A stunningly powerful story featuring Norse mythology, the drama will have its music performed by the Hong Kong Philharmonic Orchestra under the baton of famous conductor Jaap van Zweden.
Die Walkure, part of Richard Wagner's epic The Ring, is a glorious marriage of drama and music, and tells the story of the curse-inflicting Wotan, the king of the gods.
The devastating drama involves complex relationships between lovers, brother and sister, father and daughter. Every character is unforgettable — from the valiant Siegmund and Sieglinde, to the headstrong Brünnhilde and the mighty tortured Wotan.
Previously, Bulgarian director Vera Nemirova said in Beijing that the production of Die Walkure is a recreation of the very first Salzburg Easter Festival opera production.
"The set design is a recreation from 1967. It's a contemporary staging and I think the public will enjoy it because it's very emotional, very close to us, and the way of story-telling is also very humane,"Vera Nemirova.
In 1967, the first Salzburg Easter Festival presented a legendary production of Richard Wagner's The Ring of the Nibelung, also known as the Ring Cycle, led by the Austrian maestro Herbert von Karajan.

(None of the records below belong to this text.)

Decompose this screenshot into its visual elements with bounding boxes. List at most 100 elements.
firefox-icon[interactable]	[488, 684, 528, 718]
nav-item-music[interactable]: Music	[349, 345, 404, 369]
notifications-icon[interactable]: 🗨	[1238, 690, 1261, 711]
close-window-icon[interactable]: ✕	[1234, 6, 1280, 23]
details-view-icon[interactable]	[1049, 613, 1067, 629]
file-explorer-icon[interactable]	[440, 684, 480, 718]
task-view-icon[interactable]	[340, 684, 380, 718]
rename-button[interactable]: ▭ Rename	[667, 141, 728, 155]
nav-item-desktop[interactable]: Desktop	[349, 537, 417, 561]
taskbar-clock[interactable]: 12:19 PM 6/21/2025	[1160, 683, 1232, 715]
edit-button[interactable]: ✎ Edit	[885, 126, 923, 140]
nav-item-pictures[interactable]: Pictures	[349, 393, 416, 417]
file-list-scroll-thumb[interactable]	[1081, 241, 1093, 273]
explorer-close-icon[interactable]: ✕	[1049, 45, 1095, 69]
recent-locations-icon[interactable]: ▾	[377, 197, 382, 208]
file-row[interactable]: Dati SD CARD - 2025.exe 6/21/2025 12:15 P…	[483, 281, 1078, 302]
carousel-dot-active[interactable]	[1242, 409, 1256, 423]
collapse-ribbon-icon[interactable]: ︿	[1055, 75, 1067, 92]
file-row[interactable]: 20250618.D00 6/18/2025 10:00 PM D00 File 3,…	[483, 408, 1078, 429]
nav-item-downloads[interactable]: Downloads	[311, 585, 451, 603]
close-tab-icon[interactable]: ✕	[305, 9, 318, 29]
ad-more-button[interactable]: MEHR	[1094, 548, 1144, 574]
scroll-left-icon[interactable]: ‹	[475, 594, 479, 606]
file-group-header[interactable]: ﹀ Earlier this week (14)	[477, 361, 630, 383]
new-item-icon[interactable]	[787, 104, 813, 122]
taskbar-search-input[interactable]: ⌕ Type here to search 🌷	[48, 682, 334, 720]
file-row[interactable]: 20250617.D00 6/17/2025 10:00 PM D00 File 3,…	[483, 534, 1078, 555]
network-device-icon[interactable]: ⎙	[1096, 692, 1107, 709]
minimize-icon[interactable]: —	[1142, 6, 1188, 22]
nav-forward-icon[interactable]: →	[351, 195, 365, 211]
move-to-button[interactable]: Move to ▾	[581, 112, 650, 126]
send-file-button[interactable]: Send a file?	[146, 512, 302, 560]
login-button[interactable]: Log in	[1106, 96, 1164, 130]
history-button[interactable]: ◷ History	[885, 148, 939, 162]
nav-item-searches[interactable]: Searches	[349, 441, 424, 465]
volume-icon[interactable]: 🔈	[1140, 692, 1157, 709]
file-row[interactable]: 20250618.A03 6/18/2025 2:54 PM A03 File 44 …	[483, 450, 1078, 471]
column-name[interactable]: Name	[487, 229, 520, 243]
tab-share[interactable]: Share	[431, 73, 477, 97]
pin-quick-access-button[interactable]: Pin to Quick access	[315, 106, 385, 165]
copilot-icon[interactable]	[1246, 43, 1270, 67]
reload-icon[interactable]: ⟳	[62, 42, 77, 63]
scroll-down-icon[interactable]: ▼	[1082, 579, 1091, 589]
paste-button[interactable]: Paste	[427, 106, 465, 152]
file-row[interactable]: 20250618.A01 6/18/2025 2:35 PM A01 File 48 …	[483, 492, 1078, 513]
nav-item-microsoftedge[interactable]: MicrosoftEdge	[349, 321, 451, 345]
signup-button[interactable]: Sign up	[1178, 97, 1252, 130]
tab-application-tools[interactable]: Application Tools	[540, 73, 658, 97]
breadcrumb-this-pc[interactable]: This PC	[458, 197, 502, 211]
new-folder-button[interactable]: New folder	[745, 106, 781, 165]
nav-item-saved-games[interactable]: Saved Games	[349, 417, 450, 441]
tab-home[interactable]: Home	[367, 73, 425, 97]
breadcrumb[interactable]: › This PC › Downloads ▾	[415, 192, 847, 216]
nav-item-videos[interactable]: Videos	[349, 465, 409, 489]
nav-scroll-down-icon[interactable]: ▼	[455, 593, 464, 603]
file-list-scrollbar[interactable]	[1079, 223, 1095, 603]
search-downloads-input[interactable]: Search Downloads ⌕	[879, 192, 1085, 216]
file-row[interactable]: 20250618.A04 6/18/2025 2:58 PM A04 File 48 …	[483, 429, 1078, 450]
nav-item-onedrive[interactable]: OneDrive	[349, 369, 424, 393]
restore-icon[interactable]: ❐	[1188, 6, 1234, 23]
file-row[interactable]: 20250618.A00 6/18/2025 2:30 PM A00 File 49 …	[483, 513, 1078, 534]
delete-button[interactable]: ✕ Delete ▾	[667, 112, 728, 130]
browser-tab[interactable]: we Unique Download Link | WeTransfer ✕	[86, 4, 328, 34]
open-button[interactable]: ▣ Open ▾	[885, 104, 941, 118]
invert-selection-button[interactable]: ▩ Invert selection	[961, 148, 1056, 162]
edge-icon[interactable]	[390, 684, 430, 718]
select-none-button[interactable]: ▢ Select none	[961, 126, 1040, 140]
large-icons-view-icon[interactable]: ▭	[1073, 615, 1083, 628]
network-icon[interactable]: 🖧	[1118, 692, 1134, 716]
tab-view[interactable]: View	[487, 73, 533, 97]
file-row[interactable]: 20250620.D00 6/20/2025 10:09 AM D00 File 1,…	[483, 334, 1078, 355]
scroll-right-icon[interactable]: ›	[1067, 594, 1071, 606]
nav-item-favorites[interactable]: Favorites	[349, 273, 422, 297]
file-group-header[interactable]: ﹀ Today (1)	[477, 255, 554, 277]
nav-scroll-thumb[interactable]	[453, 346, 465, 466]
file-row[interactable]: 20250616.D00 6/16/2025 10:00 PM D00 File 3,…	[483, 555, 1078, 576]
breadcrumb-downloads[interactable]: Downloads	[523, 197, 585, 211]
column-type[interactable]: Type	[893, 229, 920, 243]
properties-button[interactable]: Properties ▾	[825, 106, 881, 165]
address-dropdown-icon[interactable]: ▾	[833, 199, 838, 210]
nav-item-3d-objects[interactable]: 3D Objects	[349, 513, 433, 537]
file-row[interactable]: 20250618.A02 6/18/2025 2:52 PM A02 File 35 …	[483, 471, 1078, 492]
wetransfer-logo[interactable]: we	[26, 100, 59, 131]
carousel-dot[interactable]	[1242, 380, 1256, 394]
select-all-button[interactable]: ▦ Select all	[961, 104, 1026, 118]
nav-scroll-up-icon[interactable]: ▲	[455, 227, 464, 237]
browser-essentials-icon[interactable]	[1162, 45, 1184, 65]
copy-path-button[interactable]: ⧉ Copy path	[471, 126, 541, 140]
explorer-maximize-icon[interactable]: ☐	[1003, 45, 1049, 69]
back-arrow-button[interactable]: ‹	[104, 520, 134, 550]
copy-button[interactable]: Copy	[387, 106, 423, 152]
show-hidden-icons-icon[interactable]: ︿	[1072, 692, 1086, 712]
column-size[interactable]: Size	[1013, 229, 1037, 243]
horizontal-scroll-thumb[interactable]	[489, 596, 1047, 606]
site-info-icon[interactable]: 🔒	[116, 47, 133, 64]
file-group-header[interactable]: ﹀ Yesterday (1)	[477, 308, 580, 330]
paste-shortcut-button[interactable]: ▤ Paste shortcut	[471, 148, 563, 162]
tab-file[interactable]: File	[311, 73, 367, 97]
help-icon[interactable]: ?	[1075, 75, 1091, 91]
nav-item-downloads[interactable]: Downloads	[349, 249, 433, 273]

This new production of Die Walküre directed by Vera Nemirova is in celebration of the 50th anniversary of the festival in 2017.
Now as Die Walküre comes to China, it is bestowed with a Chinese element, featuring musical accompaniment from the Hong Kong Philharmonic Orchestra.
Internationally famous Dutch conductor Jaap van Zweden is very proud of Hong Kong Philharmonic Orchestra, with whom he has been working for years.
"This orchestra has made themselves better by group sessions, by playing chamber music. And so you can feel this orchestra has become, in my opinion, from an orchestra which has a hundred members, changed into a family of a hundred members," Jaap van Zweden noted.
Along with immense orchestral forces, world-class singers will also show how the burning passion seizes Siegmund and Sieglinde, the two mortal children of the god Wotan, climaxing in a love duet.
Australian tenor Stuart Skelton plays valiant Siegmund.
"It's exciting for me as a singer. In everything that you do, that you get to take the story that Wagner wrote for us and musically tell his story every time. As Jaap also said, we find our own timing, our own language in every moment of the performance and coordinate that between Vera and us on stage, and with Jaap and the orchestra in the pit to make the story as immediate and as compelling theatre and story-telling as possible. That's our challenge".
The upcoming treat for fans of classical music in Beijing is a co-production between the Salzburg Easter Festival and the ongoing Beijing Music Festival.
Die Walkure will be performed next Tuesday and Friday evening at the Poly Theatre in Beijing.